Performance of aggregates over set-returning functions

From: "John Smith" <sodgodofall(at)gmail(dot)com>
To: pgsql-performance(at)postgresql(dot)org
Subject: Performance of aggregates over set-returning functions
Date: 2008-01-09 02:21:46
Message-ID: b88f0d670801081821r70fb10b4j4c176eed96918434@mail.gmail.com
Views: Raw Message | Whole Thread | Download mbox | Resend email
Thread:
Lists: pgsql-performance

My set-up:

Postgres 8.2.5 on AMD x86_64 compiled with GCC 3.4.4 on Gentoo Linux 2.6.17
4 GB of RAM,
shared_buffers = 1000
work_mem = 1024

This is regarding performance of set-returning functions in queries. I
use generate_series() in the following as an example. The true
motivation is a need for a custom set-returning function that returns
large result sets, on which I'd like to use Postgres to compute groups
and aggregates.

Consider the following query:

postgres=# select count(*) from generate_series(1,100000000000000000);

A vmstat while this query was running seems to suggest that the
generate_series() was being materialized to disk first and then the
count computed (blocks were being written to disk even though there
was loads of memory still available).

A small variation in the query (i.e. placing the generate_series in
the select list without a from clause) exhibited a different
behaviour:

postgres=# select count(*) from (select
generate_series(1,100000000000000000)) as A;

This time, Postgres seemed to be trying to build the entire
generate_series() result set in memory and eventually started to swap
out until the swap space limit after which it crashed.

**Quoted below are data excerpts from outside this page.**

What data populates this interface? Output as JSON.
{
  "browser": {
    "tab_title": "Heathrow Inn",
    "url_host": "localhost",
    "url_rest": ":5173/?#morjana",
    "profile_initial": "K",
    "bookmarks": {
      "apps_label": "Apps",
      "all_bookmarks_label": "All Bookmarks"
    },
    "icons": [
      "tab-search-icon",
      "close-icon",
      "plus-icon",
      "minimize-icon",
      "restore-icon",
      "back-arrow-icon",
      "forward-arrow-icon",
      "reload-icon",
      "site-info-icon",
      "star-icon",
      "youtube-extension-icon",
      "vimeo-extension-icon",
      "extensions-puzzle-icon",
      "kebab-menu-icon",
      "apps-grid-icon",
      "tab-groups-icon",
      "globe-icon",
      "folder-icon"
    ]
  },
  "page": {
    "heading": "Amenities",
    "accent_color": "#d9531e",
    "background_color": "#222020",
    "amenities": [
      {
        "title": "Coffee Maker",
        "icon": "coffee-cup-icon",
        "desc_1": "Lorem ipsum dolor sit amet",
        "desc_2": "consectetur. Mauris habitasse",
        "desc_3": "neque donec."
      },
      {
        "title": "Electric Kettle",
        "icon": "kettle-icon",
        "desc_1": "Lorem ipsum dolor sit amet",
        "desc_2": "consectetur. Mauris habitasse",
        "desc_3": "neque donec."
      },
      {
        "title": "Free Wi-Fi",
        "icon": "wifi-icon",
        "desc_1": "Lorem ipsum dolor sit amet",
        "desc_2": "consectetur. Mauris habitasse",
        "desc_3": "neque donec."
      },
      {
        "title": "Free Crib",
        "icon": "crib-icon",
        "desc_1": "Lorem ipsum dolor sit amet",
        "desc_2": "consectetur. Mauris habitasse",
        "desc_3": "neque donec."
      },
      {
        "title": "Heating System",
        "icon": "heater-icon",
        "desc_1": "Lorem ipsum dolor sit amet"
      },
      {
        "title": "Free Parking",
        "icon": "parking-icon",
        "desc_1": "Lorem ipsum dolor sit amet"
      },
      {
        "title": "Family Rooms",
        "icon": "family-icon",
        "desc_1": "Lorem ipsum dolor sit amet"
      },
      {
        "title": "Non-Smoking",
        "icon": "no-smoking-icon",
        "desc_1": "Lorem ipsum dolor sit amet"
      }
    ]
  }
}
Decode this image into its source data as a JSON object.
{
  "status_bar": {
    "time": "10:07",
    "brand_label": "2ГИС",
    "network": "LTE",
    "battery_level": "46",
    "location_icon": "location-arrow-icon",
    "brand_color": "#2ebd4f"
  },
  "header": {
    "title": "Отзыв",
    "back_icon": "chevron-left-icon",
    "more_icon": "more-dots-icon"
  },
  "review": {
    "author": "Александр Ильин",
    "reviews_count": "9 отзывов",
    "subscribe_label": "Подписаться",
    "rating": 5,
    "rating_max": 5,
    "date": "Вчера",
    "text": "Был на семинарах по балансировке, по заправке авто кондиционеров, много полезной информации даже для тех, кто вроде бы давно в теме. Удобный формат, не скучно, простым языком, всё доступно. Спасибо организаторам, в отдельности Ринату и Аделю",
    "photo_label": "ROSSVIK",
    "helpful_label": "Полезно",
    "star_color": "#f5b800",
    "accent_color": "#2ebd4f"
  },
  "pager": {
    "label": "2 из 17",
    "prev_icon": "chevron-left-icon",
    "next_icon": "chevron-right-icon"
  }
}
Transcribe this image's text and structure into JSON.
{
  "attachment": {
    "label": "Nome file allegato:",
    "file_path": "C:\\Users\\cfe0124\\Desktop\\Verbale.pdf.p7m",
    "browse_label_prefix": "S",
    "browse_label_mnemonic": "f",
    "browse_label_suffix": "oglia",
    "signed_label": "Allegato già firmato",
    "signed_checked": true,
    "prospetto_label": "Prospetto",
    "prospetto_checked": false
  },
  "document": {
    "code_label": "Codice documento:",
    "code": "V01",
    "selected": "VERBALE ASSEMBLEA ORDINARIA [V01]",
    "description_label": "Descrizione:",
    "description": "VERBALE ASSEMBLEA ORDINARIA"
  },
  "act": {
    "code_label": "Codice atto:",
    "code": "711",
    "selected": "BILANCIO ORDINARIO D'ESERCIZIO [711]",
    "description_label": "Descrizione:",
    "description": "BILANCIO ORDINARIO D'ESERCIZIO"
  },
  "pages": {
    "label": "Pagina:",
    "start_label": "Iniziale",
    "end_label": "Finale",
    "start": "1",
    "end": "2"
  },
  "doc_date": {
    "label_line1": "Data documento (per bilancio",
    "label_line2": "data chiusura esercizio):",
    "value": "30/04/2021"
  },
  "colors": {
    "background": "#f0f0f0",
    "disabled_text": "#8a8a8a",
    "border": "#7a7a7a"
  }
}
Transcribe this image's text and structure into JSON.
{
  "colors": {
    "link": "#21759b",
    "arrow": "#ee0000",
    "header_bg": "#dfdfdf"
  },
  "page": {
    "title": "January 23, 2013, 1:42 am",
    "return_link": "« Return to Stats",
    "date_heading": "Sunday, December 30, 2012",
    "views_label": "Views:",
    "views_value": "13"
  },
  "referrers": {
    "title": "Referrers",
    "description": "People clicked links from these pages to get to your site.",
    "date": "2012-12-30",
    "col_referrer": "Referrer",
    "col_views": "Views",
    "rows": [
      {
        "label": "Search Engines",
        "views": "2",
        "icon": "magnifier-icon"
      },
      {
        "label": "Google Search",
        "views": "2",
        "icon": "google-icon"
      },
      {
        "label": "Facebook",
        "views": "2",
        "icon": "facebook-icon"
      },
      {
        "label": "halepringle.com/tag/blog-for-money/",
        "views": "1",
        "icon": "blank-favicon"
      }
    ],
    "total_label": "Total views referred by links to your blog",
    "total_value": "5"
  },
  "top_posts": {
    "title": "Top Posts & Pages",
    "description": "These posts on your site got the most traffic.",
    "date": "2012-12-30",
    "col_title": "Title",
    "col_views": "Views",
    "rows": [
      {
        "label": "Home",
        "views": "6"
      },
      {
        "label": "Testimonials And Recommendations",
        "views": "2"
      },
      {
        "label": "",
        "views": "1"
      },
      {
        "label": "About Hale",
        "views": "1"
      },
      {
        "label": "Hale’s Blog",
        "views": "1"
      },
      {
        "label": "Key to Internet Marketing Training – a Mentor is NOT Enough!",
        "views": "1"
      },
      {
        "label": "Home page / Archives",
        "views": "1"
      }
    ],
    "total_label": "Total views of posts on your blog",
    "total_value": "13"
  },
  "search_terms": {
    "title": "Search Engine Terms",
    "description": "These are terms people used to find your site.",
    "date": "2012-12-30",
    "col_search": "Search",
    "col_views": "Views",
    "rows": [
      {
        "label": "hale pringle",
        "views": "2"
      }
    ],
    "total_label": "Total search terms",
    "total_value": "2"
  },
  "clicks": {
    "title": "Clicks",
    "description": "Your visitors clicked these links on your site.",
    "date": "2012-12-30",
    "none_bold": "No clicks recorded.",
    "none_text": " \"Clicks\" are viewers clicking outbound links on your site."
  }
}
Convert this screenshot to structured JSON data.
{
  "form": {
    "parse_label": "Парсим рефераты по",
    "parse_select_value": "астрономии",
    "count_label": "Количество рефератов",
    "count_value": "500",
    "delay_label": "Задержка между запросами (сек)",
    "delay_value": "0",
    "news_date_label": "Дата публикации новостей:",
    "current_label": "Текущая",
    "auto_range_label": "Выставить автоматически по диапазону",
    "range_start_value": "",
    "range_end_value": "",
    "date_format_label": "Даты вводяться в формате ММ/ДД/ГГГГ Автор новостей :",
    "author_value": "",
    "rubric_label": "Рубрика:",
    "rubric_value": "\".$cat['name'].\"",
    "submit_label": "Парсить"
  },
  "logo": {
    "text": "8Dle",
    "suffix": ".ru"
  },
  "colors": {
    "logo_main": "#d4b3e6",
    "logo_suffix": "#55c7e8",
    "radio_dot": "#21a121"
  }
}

server closed the connection unexpectedly
This probably means the server terminated abnormally
before or while processing the request.
The connection to the server was lost. Attempting reset: Failed.
!>

Interestingly though, when the range in the generate_series() was
small enough to fit in 4 bytes of memory (e.g.
generate_series(1,1000000000) ), the above query completed consuming
only negligible amount of memory. So, it looked like the aggregate
computation was being pipelined with the tuples returned from
generate_series().

postgres=# select count(*) from (select
generate_series(1,1000000000)) as A;
count
------------
1000000000
(1 row)

It seems the only difference between the queries is that in the former
case, the generate_series(bigint, bigint) overload is selected,
whereas in the latter case, the generate_series(int, int) overload is
selected. A little investigation seemed to suggest that in the former
case (where the generate_series() was returning bigint), Postgres was
using palloc to store the numbers so that it could pass them by
reference. By contrast, in the latter case, the numbers are small
enough (4-byte int) to be passed by value.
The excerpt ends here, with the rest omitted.